Shpungin: Exhibiting work is always a good thing, provided the work is shown in the manner intended. Guttenberg Arts allowed me to have full control of how my work was presented, and the trust and enthusiasm of the staff was remarkable.
Masley-Charlet: There are three residents at Guttenberg Arts while you were there, with three different work schedules. Were you able to connect with the other residents?
Shpungin: It was fantastic spending time with all my fellow residents and the staff. For one example, I was acquainted with my fellow resident Roberto Visani before Guttenberg Arts, but the residency allowed us time for conversations where we attempted to (unsuccessfully) solve all of the world’s problems.
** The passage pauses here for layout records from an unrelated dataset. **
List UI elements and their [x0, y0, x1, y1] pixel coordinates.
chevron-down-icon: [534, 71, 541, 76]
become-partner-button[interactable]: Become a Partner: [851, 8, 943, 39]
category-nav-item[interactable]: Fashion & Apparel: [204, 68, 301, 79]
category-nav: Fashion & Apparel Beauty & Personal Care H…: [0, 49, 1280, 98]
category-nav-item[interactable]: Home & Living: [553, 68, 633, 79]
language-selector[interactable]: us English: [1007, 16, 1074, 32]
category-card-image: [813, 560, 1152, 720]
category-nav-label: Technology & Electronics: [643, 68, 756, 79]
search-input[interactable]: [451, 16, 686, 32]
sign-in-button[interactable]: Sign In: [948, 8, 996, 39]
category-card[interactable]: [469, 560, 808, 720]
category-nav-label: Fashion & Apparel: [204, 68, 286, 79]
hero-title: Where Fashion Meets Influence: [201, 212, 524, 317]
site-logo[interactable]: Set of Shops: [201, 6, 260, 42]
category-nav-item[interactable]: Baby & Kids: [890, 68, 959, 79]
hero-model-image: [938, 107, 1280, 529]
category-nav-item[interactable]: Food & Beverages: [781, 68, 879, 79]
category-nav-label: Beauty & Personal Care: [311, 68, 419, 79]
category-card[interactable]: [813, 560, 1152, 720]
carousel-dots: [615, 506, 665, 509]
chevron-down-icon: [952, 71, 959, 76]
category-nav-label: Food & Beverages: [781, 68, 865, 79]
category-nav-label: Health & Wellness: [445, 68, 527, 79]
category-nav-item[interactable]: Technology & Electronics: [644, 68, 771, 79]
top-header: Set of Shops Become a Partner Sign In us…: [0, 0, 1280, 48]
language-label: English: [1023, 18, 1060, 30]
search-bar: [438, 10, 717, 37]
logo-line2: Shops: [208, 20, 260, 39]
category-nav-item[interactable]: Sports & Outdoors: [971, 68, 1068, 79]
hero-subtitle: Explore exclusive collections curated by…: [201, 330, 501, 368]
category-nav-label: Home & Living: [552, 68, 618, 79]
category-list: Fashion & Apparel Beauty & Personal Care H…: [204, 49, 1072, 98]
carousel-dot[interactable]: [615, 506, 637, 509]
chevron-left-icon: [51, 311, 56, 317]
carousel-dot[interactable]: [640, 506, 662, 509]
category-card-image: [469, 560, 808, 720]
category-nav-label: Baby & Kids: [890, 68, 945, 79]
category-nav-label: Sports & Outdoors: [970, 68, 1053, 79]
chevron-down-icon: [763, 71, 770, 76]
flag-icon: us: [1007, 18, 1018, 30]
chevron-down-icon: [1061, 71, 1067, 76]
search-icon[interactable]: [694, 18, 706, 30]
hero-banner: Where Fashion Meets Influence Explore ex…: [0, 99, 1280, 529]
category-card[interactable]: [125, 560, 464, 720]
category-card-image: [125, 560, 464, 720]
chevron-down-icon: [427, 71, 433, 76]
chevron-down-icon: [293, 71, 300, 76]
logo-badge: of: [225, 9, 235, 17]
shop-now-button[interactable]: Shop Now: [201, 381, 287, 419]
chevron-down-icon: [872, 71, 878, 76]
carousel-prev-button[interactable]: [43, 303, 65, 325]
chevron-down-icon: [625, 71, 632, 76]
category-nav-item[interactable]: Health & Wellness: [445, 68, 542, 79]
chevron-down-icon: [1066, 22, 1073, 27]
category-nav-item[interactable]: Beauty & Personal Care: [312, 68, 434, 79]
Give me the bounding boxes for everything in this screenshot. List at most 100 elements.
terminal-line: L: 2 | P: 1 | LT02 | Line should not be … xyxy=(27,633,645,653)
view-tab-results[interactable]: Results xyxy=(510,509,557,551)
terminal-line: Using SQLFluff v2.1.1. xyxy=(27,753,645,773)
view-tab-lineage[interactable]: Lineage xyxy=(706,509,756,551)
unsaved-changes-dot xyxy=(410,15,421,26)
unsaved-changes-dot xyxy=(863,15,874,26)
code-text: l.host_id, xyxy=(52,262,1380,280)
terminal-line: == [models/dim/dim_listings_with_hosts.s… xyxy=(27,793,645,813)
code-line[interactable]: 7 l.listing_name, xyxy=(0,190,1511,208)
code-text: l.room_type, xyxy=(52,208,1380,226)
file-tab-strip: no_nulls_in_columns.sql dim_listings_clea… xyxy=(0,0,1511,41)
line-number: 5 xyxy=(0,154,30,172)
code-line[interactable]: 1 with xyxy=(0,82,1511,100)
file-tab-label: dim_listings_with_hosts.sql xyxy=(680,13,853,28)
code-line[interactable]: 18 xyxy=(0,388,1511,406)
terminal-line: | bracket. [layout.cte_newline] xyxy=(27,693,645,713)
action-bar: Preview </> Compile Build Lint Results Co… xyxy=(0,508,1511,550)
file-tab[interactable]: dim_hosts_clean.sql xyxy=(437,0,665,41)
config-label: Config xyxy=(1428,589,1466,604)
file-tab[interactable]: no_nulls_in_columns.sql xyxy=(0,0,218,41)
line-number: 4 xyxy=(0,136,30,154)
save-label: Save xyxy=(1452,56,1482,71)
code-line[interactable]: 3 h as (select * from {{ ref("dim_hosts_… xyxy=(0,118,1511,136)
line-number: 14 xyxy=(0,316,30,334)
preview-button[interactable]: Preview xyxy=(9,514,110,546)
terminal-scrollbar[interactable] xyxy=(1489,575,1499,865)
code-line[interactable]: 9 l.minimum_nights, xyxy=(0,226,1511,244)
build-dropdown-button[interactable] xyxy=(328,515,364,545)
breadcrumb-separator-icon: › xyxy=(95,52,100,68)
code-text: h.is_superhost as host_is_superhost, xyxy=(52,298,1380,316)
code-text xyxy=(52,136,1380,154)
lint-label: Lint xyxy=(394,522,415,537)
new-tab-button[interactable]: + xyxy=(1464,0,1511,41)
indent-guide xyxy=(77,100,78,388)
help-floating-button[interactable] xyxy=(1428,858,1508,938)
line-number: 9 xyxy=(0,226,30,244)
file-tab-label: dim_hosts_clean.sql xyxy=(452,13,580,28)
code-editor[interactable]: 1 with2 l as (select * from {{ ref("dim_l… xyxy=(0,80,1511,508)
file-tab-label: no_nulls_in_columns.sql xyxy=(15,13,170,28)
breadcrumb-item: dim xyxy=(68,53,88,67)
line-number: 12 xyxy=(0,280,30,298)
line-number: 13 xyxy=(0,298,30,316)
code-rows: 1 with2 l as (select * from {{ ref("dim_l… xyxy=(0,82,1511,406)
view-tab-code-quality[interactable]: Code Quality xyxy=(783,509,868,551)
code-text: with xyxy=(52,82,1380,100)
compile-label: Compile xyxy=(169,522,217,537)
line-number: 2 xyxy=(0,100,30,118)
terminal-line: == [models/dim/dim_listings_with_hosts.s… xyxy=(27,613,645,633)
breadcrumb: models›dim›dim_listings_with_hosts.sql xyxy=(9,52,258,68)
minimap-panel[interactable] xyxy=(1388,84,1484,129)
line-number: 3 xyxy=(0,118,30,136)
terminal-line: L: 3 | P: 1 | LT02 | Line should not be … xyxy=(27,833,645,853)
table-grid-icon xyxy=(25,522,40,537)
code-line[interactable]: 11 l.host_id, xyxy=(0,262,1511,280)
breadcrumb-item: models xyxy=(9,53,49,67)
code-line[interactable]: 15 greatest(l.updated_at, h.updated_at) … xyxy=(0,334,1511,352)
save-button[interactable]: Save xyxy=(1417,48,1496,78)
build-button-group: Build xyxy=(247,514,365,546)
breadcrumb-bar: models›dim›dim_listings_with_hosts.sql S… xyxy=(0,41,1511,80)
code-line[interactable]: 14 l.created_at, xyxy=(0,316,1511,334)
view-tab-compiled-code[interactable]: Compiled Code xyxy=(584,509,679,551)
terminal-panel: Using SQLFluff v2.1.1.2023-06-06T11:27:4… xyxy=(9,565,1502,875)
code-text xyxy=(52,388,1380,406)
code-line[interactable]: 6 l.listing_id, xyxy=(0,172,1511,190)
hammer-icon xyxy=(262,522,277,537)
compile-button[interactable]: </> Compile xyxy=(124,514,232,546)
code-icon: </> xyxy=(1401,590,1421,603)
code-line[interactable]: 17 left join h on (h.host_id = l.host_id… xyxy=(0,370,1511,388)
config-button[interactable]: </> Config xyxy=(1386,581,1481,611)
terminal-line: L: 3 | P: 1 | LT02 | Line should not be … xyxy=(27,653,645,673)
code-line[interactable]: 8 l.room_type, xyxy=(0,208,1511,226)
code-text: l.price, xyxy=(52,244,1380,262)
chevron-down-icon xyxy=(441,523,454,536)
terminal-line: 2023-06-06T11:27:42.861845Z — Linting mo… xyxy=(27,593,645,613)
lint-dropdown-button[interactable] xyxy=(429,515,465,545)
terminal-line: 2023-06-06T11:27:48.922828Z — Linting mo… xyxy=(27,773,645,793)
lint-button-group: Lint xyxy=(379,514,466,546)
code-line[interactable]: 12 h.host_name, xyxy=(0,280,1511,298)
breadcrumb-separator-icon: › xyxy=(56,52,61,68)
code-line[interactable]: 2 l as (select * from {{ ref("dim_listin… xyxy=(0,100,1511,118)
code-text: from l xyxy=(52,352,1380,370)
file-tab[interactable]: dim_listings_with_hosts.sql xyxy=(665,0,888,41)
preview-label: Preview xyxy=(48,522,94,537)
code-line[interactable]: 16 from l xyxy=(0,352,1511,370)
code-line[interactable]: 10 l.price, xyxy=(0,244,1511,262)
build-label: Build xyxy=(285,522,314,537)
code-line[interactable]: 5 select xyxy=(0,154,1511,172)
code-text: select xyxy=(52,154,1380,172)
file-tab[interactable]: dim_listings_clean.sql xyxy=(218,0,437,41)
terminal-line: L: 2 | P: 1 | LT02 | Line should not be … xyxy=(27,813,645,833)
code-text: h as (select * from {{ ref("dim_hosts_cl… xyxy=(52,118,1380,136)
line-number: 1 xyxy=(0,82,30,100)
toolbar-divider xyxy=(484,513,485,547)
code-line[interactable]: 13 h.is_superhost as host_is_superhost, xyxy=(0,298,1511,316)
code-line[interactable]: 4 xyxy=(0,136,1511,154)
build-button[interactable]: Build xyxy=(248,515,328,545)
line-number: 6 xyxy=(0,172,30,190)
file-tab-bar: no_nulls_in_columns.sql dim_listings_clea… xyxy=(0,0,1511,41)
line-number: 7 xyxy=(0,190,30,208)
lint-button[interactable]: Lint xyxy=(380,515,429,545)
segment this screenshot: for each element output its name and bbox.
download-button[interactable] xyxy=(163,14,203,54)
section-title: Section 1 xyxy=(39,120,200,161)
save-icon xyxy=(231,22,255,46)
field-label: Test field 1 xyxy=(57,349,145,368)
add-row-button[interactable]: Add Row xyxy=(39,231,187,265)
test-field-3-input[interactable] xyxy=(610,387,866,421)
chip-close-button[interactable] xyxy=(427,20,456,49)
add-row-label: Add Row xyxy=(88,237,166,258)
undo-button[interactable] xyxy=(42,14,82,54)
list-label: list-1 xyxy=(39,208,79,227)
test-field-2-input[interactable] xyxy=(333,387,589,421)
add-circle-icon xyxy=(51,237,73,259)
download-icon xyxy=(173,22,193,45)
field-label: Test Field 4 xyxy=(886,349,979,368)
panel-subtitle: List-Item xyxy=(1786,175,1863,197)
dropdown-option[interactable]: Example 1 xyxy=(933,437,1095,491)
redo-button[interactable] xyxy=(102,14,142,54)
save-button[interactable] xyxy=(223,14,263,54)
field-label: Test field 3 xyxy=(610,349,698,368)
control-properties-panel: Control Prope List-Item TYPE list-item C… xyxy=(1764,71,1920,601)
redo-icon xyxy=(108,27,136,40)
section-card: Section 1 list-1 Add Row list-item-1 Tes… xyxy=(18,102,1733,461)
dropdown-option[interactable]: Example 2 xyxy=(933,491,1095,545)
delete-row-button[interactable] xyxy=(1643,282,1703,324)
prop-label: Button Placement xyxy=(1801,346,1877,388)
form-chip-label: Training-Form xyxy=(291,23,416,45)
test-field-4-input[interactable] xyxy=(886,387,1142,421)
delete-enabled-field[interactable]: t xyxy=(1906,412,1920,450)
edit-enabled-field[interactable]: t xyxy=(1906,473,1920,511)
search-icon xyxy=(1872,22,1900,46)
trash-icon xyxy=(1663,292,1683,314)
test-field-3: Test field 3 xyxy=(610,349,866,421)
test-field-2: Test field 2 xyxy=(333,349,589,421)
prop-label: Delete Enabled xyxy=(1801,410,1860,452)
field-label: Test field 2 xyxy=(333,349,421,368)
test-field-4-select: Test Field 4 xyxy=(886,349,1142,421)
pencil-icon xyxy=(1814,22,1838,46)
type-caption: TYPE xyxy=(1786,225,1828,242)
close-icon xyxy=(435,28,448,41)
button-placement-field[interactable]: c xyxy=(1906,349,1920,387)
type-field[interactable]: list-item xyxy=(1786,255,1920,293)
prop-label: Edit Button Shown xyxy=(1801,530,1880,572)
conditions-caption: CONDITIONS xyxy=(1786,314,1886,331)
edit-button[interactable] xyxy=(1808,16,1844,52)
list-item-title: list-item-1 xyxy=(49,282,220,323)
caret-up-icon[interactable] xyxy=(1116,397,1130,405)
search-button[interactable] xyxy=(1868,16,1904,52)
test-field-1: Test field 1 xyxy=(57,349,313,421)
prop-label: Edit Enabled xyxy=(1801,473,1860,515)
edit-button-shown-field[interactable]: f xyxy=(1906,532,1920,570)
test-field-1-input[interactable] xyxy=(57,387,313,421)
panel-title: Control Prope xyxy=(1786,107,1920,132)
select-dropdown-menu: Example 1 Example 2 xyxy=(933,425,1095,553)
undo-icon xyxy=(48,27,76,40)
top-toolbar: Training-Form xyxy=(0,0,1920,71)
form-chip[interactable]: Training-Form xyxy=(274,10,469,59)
Actually, Roberto and I just took a road trip together to be visiting artists at Indiana University Bloomington’s sculpture department. More intense conversations were had and a lovely friendship solidified.
Diana Shpungin is a multidisciplinary artist based in Brooklyn, who works in drawing, sculpture, installation, hand-drawn animation, video, and sound. She has exhibited extensively in solo and group exhibitions in both national and international venues, including the Bronx Museum of the Arts, New York; SculptureCenter, Long Island City, New York; Bass Museum of Art, Miami; Fieldgate Gallery, London; Futura Center for Contemporary Art, Prague; Tomio Koyama Gallery, Tokyo; Carrousel du Louvre, Paris; Invisible-Exports, New York; Stephan Stoyanov Gallery, New York; Marc Straus Gallery, New York; Museum of Contemporary Art, Miami; Brooklyn Museum of Art, New York; Palm Beach Institute for Contemporary Art, Florida; Marella Arte Contemporanea, Milan; Galerie Zürcher, Paris; SiTE:LAB, Grand Rapids, Michigan; and the Geisai art fair, organized by Takashi Murakami for Art Basel Miami.
Shpungin’s work has been reviewed in publications such as Artforum, Flash Art, New York Magazine, Art in America, Art Papers, Sculpture Magazine, Village Voice, New York Times, NY Arts Magazine, Timeout New York, Zing Magazine, Bloomberg, M/The New York Art World, Timeout London, Connaissance des Arts, Le Monde, Whitehot Magazine, Boston Globe, and Miami Herald, among others. Her work was the subject of a recent episode of PBS’s Art Assignment, “Object Empathy,” and was cited in the introduction of Jerry Saltz’s most recent book, Seeing Out Louder: Art Criticism, 2003–2009. Shpungin has been awarded residencies with MacDowell Colony, Lower Manhattan Cultural Council, VLA Art & Law Residency Program, Bronx Museum Artists in the Marketplace (AIM) Program, Guttenberg Arts, and CarriageHouse Arts.
Caitlin Masley-Charlet is a Brooklyn-based visual artist working in drawing, installation, and sculpture, and the deputy director of Guttenberg Arts in Guttenberg, New Jersey. She holds a MFA from the University of Arizona and a MS in design and urban ecology from Parsons/The New School. She is the recipient of several grants and fellowships, including an Emerging Artist Fellowship from the Socrates Sculpture Park, Pollock-Krasner Fellowship, Barbara Deming Memorial Fund Grant, Puffin Foundation Grant, Foundation for Contemporary Arts Emergency Grant, and the Lower Manhattan Cultural Council Swing Space Grant and Residency, among others.
Masley-Charlet has been artist-in-residence in Austria, Germany, Quebec, Norway, and Switzerland. Her work has been exhibited in group shows at MoMA/PS1, Long Island City, New York; Center for Built Environment, Berkeley, California; and Storefront for Art and Architecture, New York. She has had site-specific solo exhibitions at McColl Center for Contemporary Art, Charlotte, North Carolina; Islip Museum, East Islip, New York; Urban Institute of Contemporary Art, Grand Rapids, Michigan; HVcc Foundation, Troy, New York; Kingston Museum of Contemporary Art, Kingston, New York; and the HDLU Museum, Zagreb, Croatia. Masley-Charlet will create a new large-scale installation at the Katonah Museum of Art, Katonah, New York. She is also the founder of studioMAPstudioSWAP, which is part of the Parsons/DESIS Lab/CSI Incubator program.